- Born: 2 January 1965 (age 61) Khulna, East Pakistan, Pakistan
- Allegiance: Bangladesh
- Branch: Bangladesh Army
- Service years: 1984–2022
- Rank: Major General
- Unit: Bangladesh Infantry Regiment
- Commands: Military Secretary to the President; Director General of Directorate General of Defence Purchase; GOC of 17th Infantry Division; Commander of 305th Infantry Brigade;
- Awards: Senabahini Padak (SBP) Bishishto Seba Padak (BSP)

= S. M. Shamim Uz Zaman =

Bangladesh Army major general (born 1965)

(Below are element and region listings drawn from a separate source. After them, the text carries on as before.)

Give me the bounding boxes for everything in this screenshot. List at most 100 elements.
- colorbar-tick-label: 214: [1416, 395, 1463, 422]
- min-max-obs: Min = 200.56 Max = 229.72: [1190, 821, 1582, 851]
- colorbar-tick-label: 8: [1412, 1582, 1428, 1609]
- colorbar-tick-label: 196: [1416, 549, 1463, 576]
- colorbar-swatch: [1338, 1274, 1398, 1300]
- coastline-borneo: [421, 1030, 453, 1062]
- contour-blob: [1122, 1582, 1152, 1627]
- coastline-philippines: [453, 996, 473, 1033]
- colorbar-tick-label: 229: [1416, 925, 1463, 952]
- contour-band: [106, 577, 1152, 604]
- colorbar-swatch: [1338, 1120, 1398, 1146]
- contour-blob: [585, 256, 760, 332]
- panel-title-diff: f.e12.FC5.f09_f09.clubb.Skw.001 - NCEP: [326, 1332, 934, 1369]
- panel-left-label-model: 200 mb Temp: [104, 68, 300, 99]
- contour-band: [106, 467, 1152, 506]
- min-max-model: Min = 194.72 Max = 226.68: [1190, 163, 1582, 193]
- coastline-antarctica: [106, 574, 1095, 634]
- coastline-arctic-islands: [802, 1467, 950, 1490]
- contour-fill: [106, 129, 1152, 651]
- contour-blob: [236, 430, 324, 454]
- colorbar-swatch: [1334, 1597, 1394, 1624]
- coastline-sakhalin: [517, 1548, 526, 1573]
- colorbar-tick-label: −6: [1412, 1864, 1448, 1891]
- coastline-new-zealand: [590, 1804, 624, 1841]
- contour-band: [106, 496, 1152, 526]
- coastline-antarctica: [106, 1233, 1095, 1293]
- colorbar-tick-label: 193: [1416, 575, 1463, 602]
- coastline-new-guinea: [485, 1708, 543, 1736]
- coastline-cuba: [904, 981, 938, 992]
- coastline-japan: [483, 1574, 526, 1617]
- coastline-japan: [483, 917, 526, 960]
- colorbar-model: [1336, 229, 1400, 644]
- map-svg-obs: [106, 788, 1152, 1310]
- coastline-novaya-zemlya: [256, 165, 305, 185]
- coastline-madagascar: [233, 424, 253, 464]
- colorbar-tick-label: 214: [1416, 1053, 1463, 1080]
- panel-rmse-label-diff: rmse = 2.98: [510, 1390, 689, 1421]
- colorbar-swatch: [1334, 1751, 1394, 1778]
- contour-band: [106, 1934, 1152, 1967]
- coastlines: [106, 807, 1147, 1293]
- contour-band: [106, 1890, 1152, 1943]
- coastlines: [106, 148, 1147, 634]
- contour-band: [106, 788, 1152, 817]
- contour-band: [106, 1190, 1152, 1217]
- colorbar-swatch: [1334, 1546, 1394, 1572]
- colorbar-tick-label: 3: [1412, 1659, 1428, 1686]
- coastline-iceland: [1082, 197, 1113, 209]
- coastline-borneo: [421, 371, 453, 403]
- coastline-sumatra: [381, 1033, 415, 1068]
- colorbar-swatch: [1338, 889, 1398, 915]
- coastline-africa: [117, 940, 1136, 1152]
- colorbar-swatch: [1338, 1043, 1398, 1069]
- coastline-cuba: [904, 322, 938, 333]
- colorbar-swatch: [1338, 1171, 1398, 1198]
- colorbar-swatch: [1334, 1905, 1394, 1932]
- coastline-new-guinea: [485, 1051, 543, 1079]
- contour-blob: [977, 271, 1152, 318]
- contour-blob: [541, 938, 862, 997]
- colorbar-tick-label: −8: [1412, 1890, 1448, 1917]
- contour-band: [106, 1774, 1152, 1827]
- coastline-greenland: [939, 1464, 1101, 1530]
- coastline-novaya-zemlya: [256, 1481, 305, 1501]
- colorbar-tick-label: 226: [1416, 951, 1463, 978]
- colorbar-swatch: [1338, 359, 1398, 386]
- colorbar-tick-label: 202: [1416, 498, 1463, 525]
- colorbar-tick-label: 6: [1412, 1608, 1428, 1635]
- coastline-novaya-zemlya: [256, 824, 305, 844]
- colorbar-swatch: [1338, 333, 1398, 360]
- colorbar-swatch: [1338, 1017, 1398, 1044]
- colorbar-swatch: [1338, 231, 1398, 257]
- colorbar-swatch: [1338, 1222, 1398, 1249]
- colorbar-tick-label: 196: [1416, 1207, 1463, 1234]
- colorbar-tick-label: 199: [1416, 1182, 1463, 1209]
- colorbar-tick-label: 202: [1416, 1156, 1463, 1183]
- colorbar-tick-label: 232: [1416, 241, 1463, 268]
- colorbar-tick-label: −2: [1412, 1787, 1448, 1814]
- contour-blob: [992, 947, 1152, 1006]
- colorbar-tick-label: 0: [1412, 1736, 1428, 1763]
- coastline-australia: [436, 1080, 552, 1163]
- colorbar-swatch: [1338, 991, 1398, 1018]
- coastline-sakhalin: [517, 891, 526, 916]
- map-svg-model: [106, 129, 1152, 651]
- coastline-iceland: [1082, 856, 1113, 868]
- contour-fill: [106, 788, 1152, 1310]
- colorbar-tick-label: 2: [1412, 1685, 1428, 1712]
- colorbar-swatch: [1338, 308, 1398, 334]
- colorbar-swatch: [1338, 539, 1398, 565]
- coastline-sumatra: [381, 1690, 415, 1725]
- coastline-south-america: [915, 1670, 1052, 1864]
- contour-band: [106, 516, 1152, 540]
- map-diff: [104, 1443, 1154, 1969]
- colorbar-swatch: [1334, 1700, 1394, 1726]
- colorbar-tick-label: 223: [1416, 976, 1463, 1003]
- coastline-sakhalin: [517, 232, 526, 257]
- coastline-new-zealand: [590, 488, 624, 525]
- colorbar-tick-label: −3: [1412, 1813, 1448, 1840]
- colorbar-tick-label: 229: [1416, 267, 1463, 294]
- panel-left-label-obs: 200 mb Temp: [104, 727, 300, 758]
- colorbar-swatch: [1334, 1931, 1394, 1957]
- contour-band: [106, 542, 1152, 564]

SM Shamim Uz Zaman SBP, BSP, ndc, psc is a retired Bangladesh Army major general. He served as the Bangladeshi ambassador to Libya. Prior to joining here, he served as military secretary to the president of Bangladesh.

== Early life ==
Zaman was born on 2 January 1965, in Khulna, Bangladesh. After completing his HSC, he joined the army in 1983. He was commissioned from Bangladesh Military Academy with 11 BMA Long Course in the Corps of Infantry on 21 December 1984. He completed his bachelor's degree at Chittagong University, a master's in defence studies from National University, Bangladesh, and a master's in military science from Madras University, India. He attended Advanced Security Cooperation Course in Hawaii, US, Green Arrow Missile Course in Pakistan, and Army Staff Course in Wellington, India.

== Career ==
Zaman was also a platoon commander in the Bangladesh Military Academy. He was director general of the Directorate General of Defence Purchase. He served as general officer commanding (GOC) and Sylhet area commander until he joined as military secretary to President Md Abdul Hamid in 2019. He has commanded the Bangladesh Military Command in Kuwait for more than four years.